* Re: [PATCH] exfat: enable request merging for dir readahead
2025-04-07 10:23 ` [PATCH] exfat: enable request merging for dir readahead Anthony Iliopoulos
@ 2025-04-07 13:00 ` Namjae Jeon
2025-04-08 1:15 ` Sungjong Seo
1 sibling, 0 replies; 3+ messages in thread
From: Namjae Jeon @ 2025-04-07 13:00 UTC (permalink / raw)

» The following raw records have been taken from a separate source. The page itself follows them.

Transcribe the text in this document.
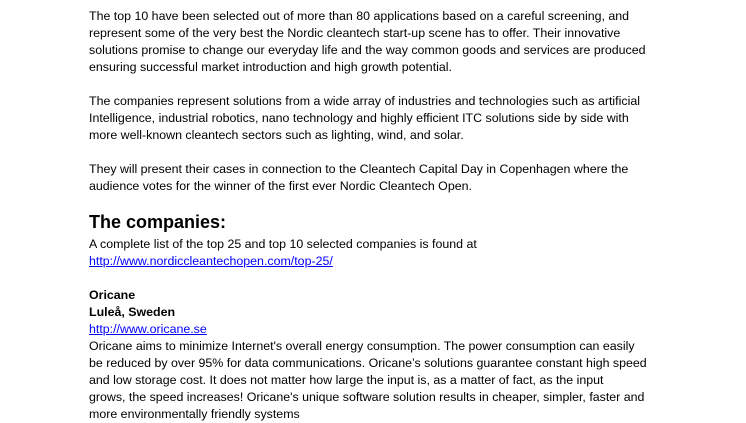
The top 10 have been selected out of more than 80 applications based on a careful screening, and
represent some of the very best the Nordic cleantech start-up scene has to offer. Their innovative
solutions promise to change our everyday life and the way common goods and services are produced
ensuring successful market introduction and high growth potential.

The companies represent solutions from a wide array of industries and technologies such as artificial
Intelligence, industrial robotics, nano technology and highly efficient ITC solutions side by side with
more well-known cleantech sectors such as lighting, wind, and solar.

They will present their cases in connection to the Cleantech Capital Day in Copenhagen where the
audience votes for the winner of the first ever Nordic Cleantech Open.

The companies:
A complete list of the top 25 and top 10 selected companies is found at
http://www.nordiccleantechopen.com/top-25/
Oricane
Luleå, Sweden
http://www.oricane.se
Oricane aims to minimize Internet's overall energy consumption. The power consumption can easily
be reduced by over 95% for data communications. Oricane’s solutions guarantee constant high speed
and low storage cost. It does not matter how large the input is, as a matter of fact, as the input
grows, the speed increases! Oricane's unique software solution results in cheaper, simpler, faster and
more environmentally friendly systems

To: Anthony Iliopoulos; +Cc: Sungjong Seo, Yuezhang Mo, linux-fsdevel, linux-kernel
On Mon, Apr 7, 2025 at 7:23 PM Anthony Iliopoulos <ailiop@suse.com> wrote:
>
> Directory listings that need to access the inode metadata (e.g. via
> statx to obtain the file types) of large filesystems with lots of
> metadata that aren't yet in dcache, will take a long time due to the
> directory readahead submitting one io request at a time which although
> targeting sequential disk sectors (up to EXFAT_MAX_RA_SIZE) are not
> merged at the block layer.
>
> Add plugging around sb_breadahead so that the requests can be batched
> and submitted jointly to the block layer where they can be merged by the
> io schedulers, instead of having each request individually submitted to
> the hardware queues.
>
> This significantly improves the throughput of directory listings as it
> also minimizes the number of io completions and related handling from
> the device driver side.
>
> Signed-off-by: Anthony Iliopoulos <ailiop@suse.com>
> ---
> fs/exfat/dir.c | 3 +++
> 1 file changed, 3 insertions(+)
>
> diff --git a/fs/exfat/dir.c b/fs/exfat/dir.c
> index 3103b932b674..a46ab2690b4d 100644
> --- a/fs/exfat/dir.c
> +++ b/fs/exfat/dir.c
Hi Anthony,
> @@ -621,6 +621,7 @@ static int exfat_dir_readahead(struct super_block *sb, sector_t sec)
> {
> struct exfat_sb_info *sbi = EXFAT_SB(sb);
> struct buffer_head *bh;
> + struct blk_plug plug;
> unsigned int max_ra_count = EXFAT_MAX_RA_SIZE >> sb->s_blocksize_bits;
> unsigned int page_ra_count = PAGE_SIZE >> sb->s_blocksize_bits;
> unsigned int adj_ra_count = max(sbi->sect_per_clus, page_ra_count);
> @@ -644,8 +645,10 @@ static int exfat_dir_readahead(struct super_block *sb, sector_t sec)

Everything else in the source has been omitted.